Thank you Everyone for the help. Its a bit overwhelming, but this is making it quite a bit easier! Looks like I have a few more things to pick up before going out Sat/Sun, off to the store at lunch, lol! Hope fully I'll have some pics to post this weekend or some very entertaining video, lol.


----------



## aroflinger (Sep 4, 2011)

The best thing to do is just go do it. A good thing to do to fill you legal pole limit is hot n tots or wiggle warts. Then 5ft from the lure put a big weight just to help get it down that much further. Don't know the weight for sure but I think 2oz sounds about right. I use the ones that looks like a football and has that rubber piece that runs through it. 

Sent from my XT1080 using Ohub Campfire mobile app


----------



## PML1214 (Jul 15, 2014)

How do I make the slider? What type of swivel do I use or do you prefer?


----------



## aroflinger (Sep 4, 2011)

I just use the same swivel that I use for my spoons. I try to get a good quality ball bearing swivel. 

Sent from my XT1080 using Ohub Campfire mobile app


----------



## mkroulik (Jan 14, 2003)

Personally, If you are going to run a leader, I would start with a heavier main line and a lighter leader. If you use 50lb flouro behind 27lb lead core and 20lb mainline, and something happens, buess what's gonna break. Your main line and then you lose all your lead core and everything else.

Mike


----------



## Supersport18 (Sep 11, 2009)

Robert Holmes said:


> If the wind is out of the North you want to be going south when you set up. Get the down riggers set first as they are very quick to set them. Add stackers or sliders as you go. You should have two poles fishing in about 10 minutes or less. Next you will want to set lead cores or dipseys. These poles generally take a little longer to set.

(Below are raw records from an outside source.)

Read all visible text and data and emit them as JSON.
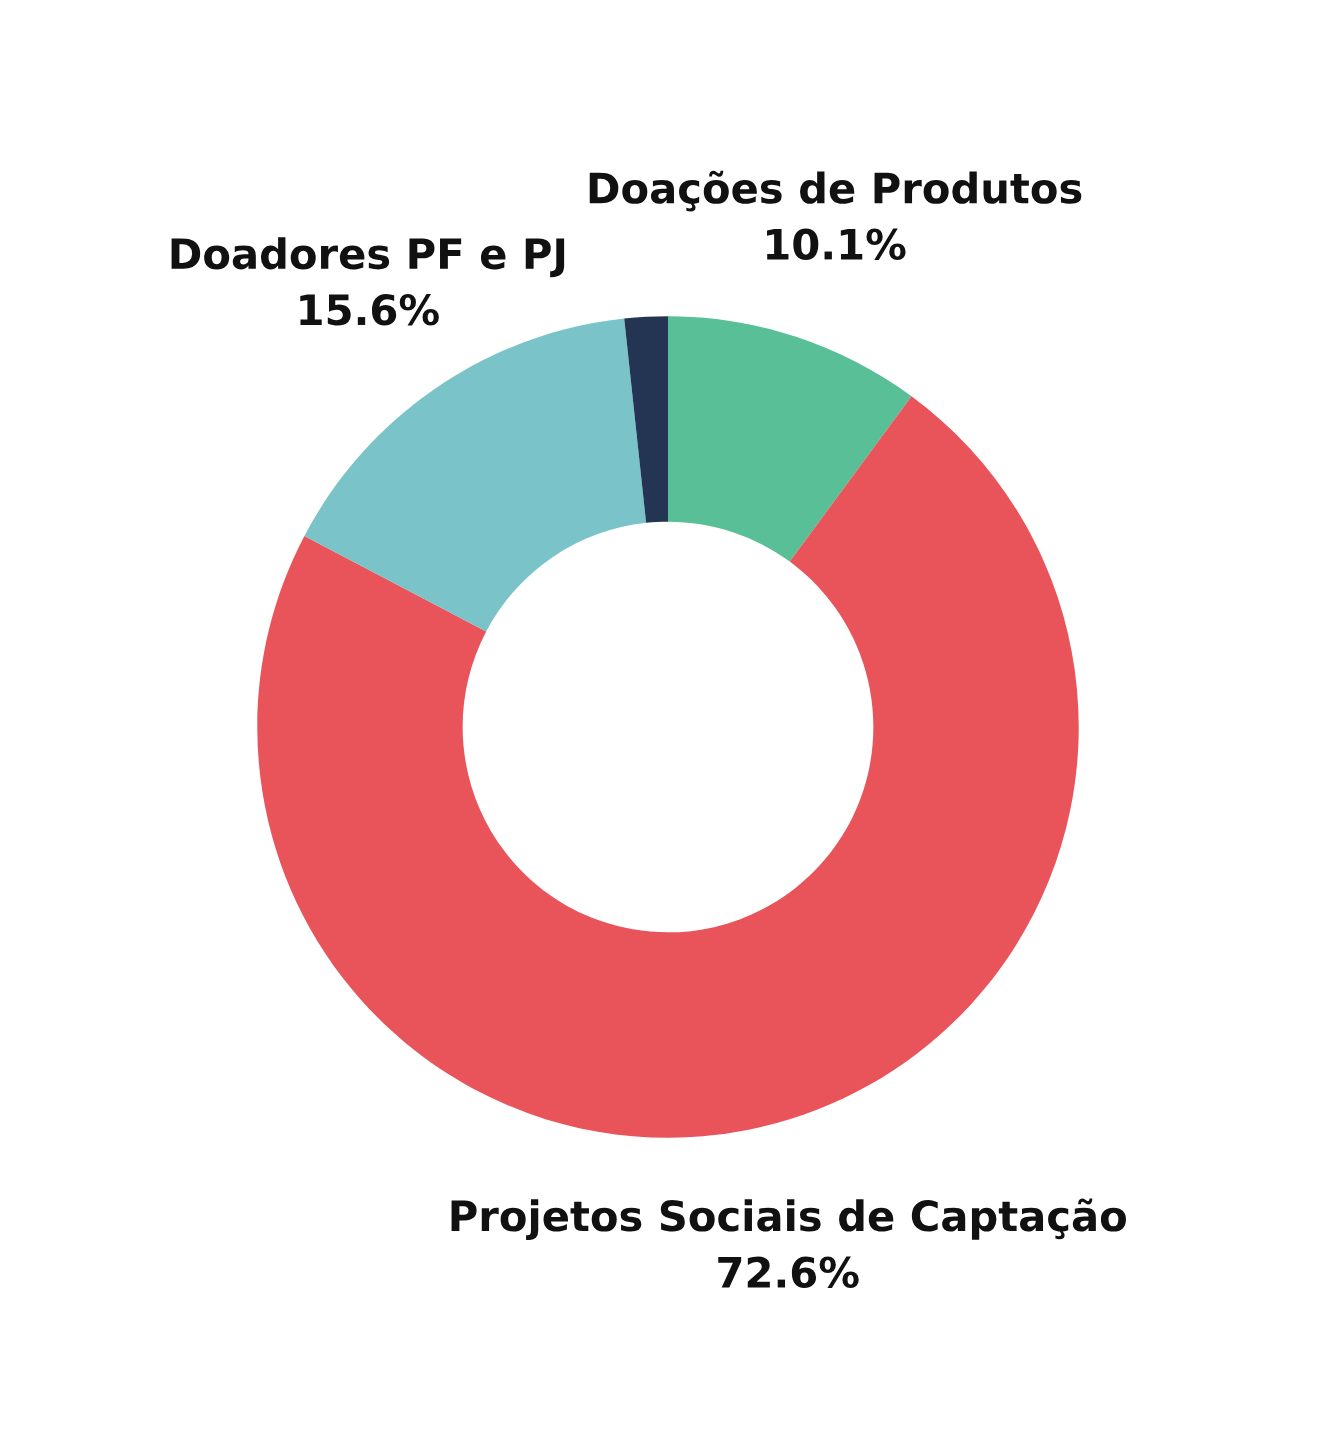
{
  "chart_data": {
    "type": "donut",
    "categories": [
      "Doações de Produtos",
      "Projetos Sociais de Captação",
      "Doadores PF e PJ",
      null
    ],
    "values": [
      10.1,
      72.6,
      15.6,
      1.7
    ],
    "colors": [
      "#58bf97",
      "#e9545a",
      "#79c3c9",
      "#233552"
    ],
    "value_labels": [
      "10.1%",
      "72.6%",
      "15.6%",
      null
    ]
  }
}
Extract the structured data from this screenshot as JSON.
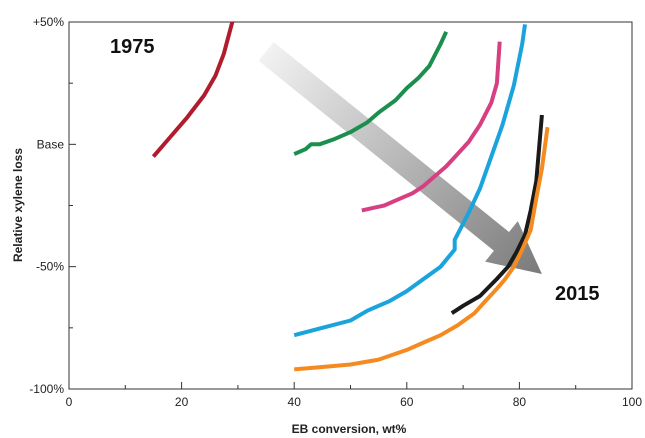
{
  "chart_data": {
    "type": "line",
    "xlabel": "EB conversion, wt%",
    "ylabel": "Relative xylene loss",
    "xlim": [
      0,
      100
    ],
    "ylim": [
      -100,
      50
    ],
    "x_ticks": [
      0,
      20,
      40,
      60,
      80,
      100
    ],
    "x_tick_labels": [
      "0",
      "20",
      "40",
      "60",
      "80",
      "100"
    ],
    "y_ticks": [
      50,
      0,
      -50,
      -100
    ],
    "y_tick_labels": [
      "+50%",
      "Base",
      "-50%",
      "-100%"
    ],
    "grid": false,
    "legend": "none",
    "annotations": {
      "start_label": "1975",
      "end_label": "2015",
      "trend_arrow": {
        "from": [
          35,
          38
        ],
        "to": [
          84,
          -53
        ],
        "color_start": "#f2f2f2",
        "color_end": "#7a7a7a"
      }
    },
    "series": [
      {
        "color": "#b01c2e",
        "points": [
          [
            15,
            -5
          ],
          [
            18,
            3
          ],
          [
            21,
            11
          ],
          [
            24,
            20
          ],
          [
            26,
            28
          ],
          [
            27.5,
            37
          ],
          [
            29,
            50
          ]
        ]
      },
      {
        "color": "#1a8f4e",
        "points": [
          [
            40,
            -4
          ],
          [
            42,
            -2
          ],
          [
            43,
            0
          ],
          [
            44.5,
            0
          ],
          [
            47,
            2
          ],
          [
            50,
            5
          ],
          [
            53,
            9
          ],
          [
            55,
            13
          ],
          [
            58,
            18
          ],
          [
            60,
            23
          ],
          [
            62,
            27
          ],
          [
            64,
            32
          ],
          [
            66,
            41
          ],
          [
            67,
            46
          ]
        ]
      },
      {
        "color": "#d63f82",
        "points": [
          [
            52,
            -27
          ],
          [
            54,
            -26
          ],
          [
            56,
            -25
          ],
          [
            58,
            -23
          ],
          [
            61,
            -20
          ],
          [
            63,
            -17
          ],
          [
            65,
            -13
          ],
          [
            67,
            -9
          ],
          [
            69,
            -4
          ],
          [
            71,
            1
          ],
          [
            73,
            8
          ],
          [
            75,
            17
          ],
          [
            76,
            25
          ],
          [
            76.5,
            42
          ]
        ]
      },
      {
        "color": "#1aa3dc",
        "points": [
          [
            40,
            -78
          ],
          [
            45,
            -75
          ],
          [
            50,
            -72
          ],
          [
            53,
            -68
          ],
          [
            57,
            -64
          ],
          [
            60,
            -60
          ],
          [
            63,
            -55
          ],
          [
            66,
            -50
          ],
          [
            68.5,
            -43
          ],
          [
            68.5,
            -39
          ],
          [
            71,
            -28
          ],
          [
            73,
            -18
          ],
          [
            75,
            -5
          ],
          [
            77,
            8
          ],
          [
            79,
            24
          ],
          [
            80.5,
            41
          ],
          [
            81,
            49
          ]
        ]
      },
      {
        "color": "#1a1a1a",
        "points": [
          [
            68,
            -69
          ],
          [
            70,
            -66
          ],
          [
            73,
            -62
          ],
          [
            76,
            -55
          ],
          [
            78,
            -50
          ],
          [
            79.5,
            -44
          ],
          [
            81,
            -37
          ],
          [
            82,
            -27
          ],
          [
            83,
            -15
          ],
          [
            84,
            12
          ]
        ]
      },
      {
        "color": "#f58b20",
        "points": [
          [
            40,
            -92
          ],
          [
            45,
            -91
          ],
          [
            50,
            -90
          ],
          [
            55,
            -88
          ],
          [
            60,
            -84
          ],
          [
            63,
            -81
          ],
          [
            66,
            -78
          ],
          [
            69,
            -74
          ],
          [
            72,
            -69
          ],
          [
            74,
            -64
          ],
          [
            76,
            -59
          ],
          [
            77.5,
            -55
          ],
          [
            79,
            -50
          ],
          [
            80.5,
            -43
          ],
          [
            82,
            -35
          ],
          [
            83,
            -22
          ],
          [
            84,
            -10
          ],
          [
            85,
            7
          ]
        ]
      }
    ]
  }
}
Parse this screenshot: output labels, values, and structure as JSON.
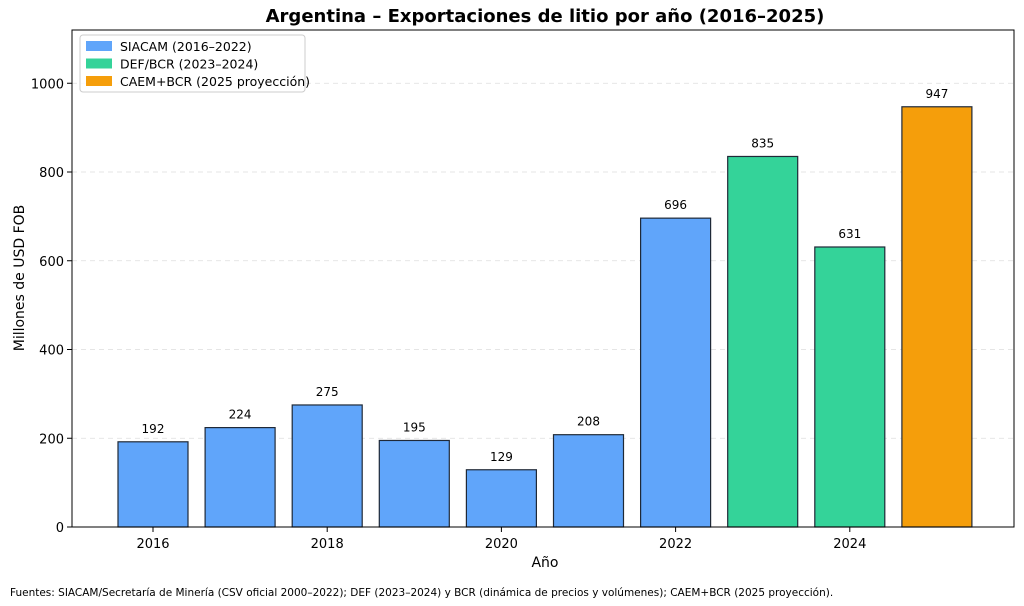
{
  "chart_data": {
    "type": "bar",
    "title": "Argentina – Exportaciones de litio por año (2016–2025)",
    "xlabel": "Año",
    "ylabel": "Millones de USD FOB",
    "categories": [
      2016,
      2017,
      2018,
      2019,
      2020,
      2021,
      2022,
      2023,
      2024,
      2025
    ],
    "values": [
      192,
      224,
      275,
      195,
      129,
      208,
      696,
      835,
      631,
      947
    ],
    "data_labels": [
      "192",
      "224",
      "275",
      "195",
      "129",
      "208",
      "696",
      "835",
      "631",
      "947"
    ],
    "bar_groups": [
      "SIACAM",
      "SIACAM",
      "SIACAM",
      "SIACAM",
      "SIACAM",
      "SIACAM",
      "SIACAM",
      "DEF",
      "DEF",
      "CAEM"
    ],
    "series": [
      {
        "key": "SIACAM",
        "name": "SIACAM (2016–2022)",
        "color": "#60a5fa"
      },
      {
        "key": "DEF",
        "name": "DEF/BCR (2023–2024)",
        "color": "#34d399"
      },
      {
        "key": "CAEM",
        "name": "CAEM+BCR (2025 proyección)",
        "color": "#f59e0b"
      }
    ],
    "xticks": [
      "2016",
      "2018",
      "2020",
      "2022",
      "2024"
    ],
    "yticks": [
      "0",
      "200",
      "400",
      "600",
      "800",
      "1000"
    ],
    "ylim": [
      0,
      1120
    ],
    "grid": "y dashed",
    "legend": "top-left"
  },
  "footer": "Fuentes: SIACAM/Secretaría de Minería (CSV oficial 2000–2022); DEF (2023–2024) y BCR (dinámica de precios y volúmenes); CAEM+BCR (2025 proyección)."
}
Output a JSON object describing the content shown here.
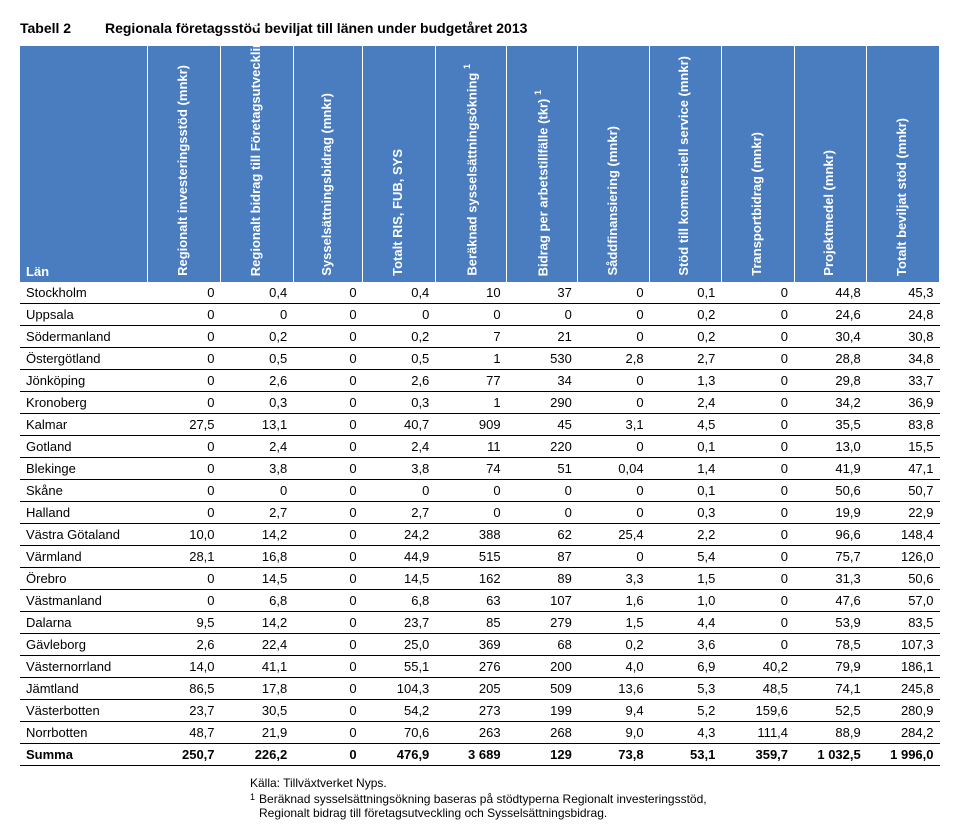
{
  "title_label": "Tabell 2",
  "title_text": "Regionala företagsstöd beviljat till länen under budgetåret 2013",
  "columns": [
    "Län",
    "Regionalt investeringsstöd (mnkr)",
    "Regionalt bidrag till Företagsutveckling (mnkr)",
    "Sysselsättningsbidrag (mnkr)",
    "Totalt RIS, FUB, SYS",
    "Beräknad sysselsättningsökning",
    "Bidrag per arbetstillfälle (tkr)",
    "Såddfinansiering (mnkr)",
    "Stöd till kommersiell service (mnkr)",
    "Transportbidrag (mnkr)",
    "Projektmedel (mnkr)",
    "Totalt beviljat stöd (mnkr)"
  ],
  "col_sup": [
    "",
    "",
    "",
    "",
    "",
    "1",
    "1",
    "",
    "",
    "",
    "",
    ""
  ],
  "rows": [
    [
      "Stockholm",
      "0",
      "0,4",
      "0",
      "0,4",
      "10",
      "37",
      "0",
      "0,1",
      "0",
      "44,8",
      "45,3"
    ],
    [
      "Uppsala",
      "0",
      "0",
      "0",
      "0",
      "0",
      "0",
      "0",
      "0,2",
      "0",
      "24,6",
      "24,8"
    ],
    [
      "Södermanland",
      "0",
      "0,2",
      "0",
      "0,2",
      "7",
      "21",
      "0",
      "0,2",
      "0",
      "30,4",
      "30,8"
    ],
    [
      "Östergötland",
      "0",
      "0,5",
      "0",
      "0,5",
      "1",
      "530",
      "2,8",
      "2,7",
      "0",
      "28,8",
      "34,8"
    ],
    [
      "Jönköping",
      "0",
      "2,6",
      "0",
      "2,6",
      "77",
      "34",
      "0",
      "1,3",
      "0",
      "29,8",
      "33,7"
    ],
    [
      "Kronoberg",
      "0",
      "0,3",
      "0",
      "0,3",
      "1",
      "290",
      "0",
      "2,4",
      "0",
      "34,2",
      "36,9"
    ],
    [
      "Kalmar",
      "27,5",
      "13,1",
      "0",
      "40,7",
      "909",
      "45",
      "3,1",
      "4,5",
      "0",
      "35,5",
      "83,8"
    ],
    [
      "Gotland",
      "0",
      "2,4",
      "0",
      "2,4",
      "11",
      "220",
      "0",
      "0,1",
      "0",
      "13,0",
      "15,5"
    ],
    [
      "Blekinge",
      "0",
      "3,8",
      "0",
      "3,8",
      "74",
      "51",
      "0,04",
      "1,4",
      "0",
      "41,9",
      "47,1"
    ],
    [
      "Skåne",
      "0",
      "0",
      "0",
      "0",
      "0",
      "0",
      "0",
      "0,1",
      "0",
      "50,6",
      "50,7"
    ],
    [
      "Halland",
      "0",
      "2,7",
      "0",
      "2,7",
      "0",
      "0",
      "0",
      "0,3",
      "0",
      "19,9",
      "22,9"
    ],
    [
      "Västra Götaland",
      "10,0",
      "14,2",
      "0",
      "24,2",
      "388",
      "62",
      "25,4",
      "2,2",
      "0",
      "96,6",
      "148,4"
    ],
    [
      "Värmland",
      "28,1",
      "16,8",
      "0",
      "44,9",
      "515",
      "87",
      "0",
      "5,4",
      "0",
      "75,7",
      "126,0"
    ],
    [
      "Örebro",
      "0",
      "14,5",
      "0",
      "14,5",
      "162",
      "89",
      "3,3",
      "1,5",
      "0",
      "31,3",
      "50,6"
    ],
    [
      "Västmanland",
      "0",
      "6,8",
      "0",
      "6,8",
      "63",
      "107",
      "1,6",
      "1,0",
      "0",
      "47,6",
      "57,0"
    ],
    [
      "Dalarna",
      "9,5",
      "14,2",
      "0",
      "23,7",
      "85",
      "279",
      "1,5",
      "4,4",
      "0",
      "53,9",
      "83,5"
    ],
    [
      "Gävleborg",
      "2,6",
      "22,4",
      "0",
      "25,0",
      "369",
      "68",
      "0,2",
      "3,6",
      "0",
      "78,5",
      "107,3"
    ],
    [
      "Västernorrland",
      "14,0",
      "41,1",
      "0",
      "55,1",
      "276",
      "200",
      "4,0",
      "6,9",
      "40,2",
      "79,9",
      "186,1"
    ],
    [
      "Jämtland",
      "86,5",
      "17,8",
      "0",
      "104,3",
      "205",
      "509",
      "13,6",
      "5,3",
      "48,5",
      "74,1",
      "245,8"
    ],
    [
      "Västerbotten",
      "23,7",
      "30,5",
      "0",
      "54,2",
      "273",
      "199",
      "9,4",
      "5,2",
      "159,6",
      "52,5",
      "280,9"
    ],
    [
      "Norrbotten",
      "48,7",
      "21,9",
      "0",
      "70,6",
      "263",
      "268",
      "9,0",
      "4,3",
      "111,4",
      "88,9",
      "284,2"
    ]
  ],
  "sum_row": [
    "Summa",
    "250,7",
    "226,2",
    "0",
    "476,9",
    "3 689",
    "129",
    "73,8",
    "53,1",
    "359,7",
    "1 032,5",
    "1 996,0"
  ],
  "source": "Källa: Tillväxtverket Nyps.",
  "footnote_num": "1",
  "footnote_text_l1": "Beräknad sysselsättningsökning baseras på stödtyperna Regionalt investeringsstöd,",
  "footnote_text_l2": "Regionalt bidrag till företagsutveckling och Sysselsättningsbidrag.",
  "theme": {
    "header_bg": "#4a7cc0",
    "header_fg": "#ffffff",
    "row_border": "#000000",
    "body_bg": "#ffffff",
    "text_color": "#000000"
  }
}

Leadcores and coppers first, at a fast troll speed. Then dipseys at trolling speed with the drag just loose enough to allow them out slowly. Then downriggers last while dipseys are slowly deploying. Best technique I've found so far. Just my .02 cents worth. North wind or south, doesn't make any difference. I wouldn't set lines heading south if I wanted to fish north, and vice versa. Make as big a turn as other boat traffic will allow and pick your speed up slightly while doing this will allow your boards to track better through the turn. Good luck!


----------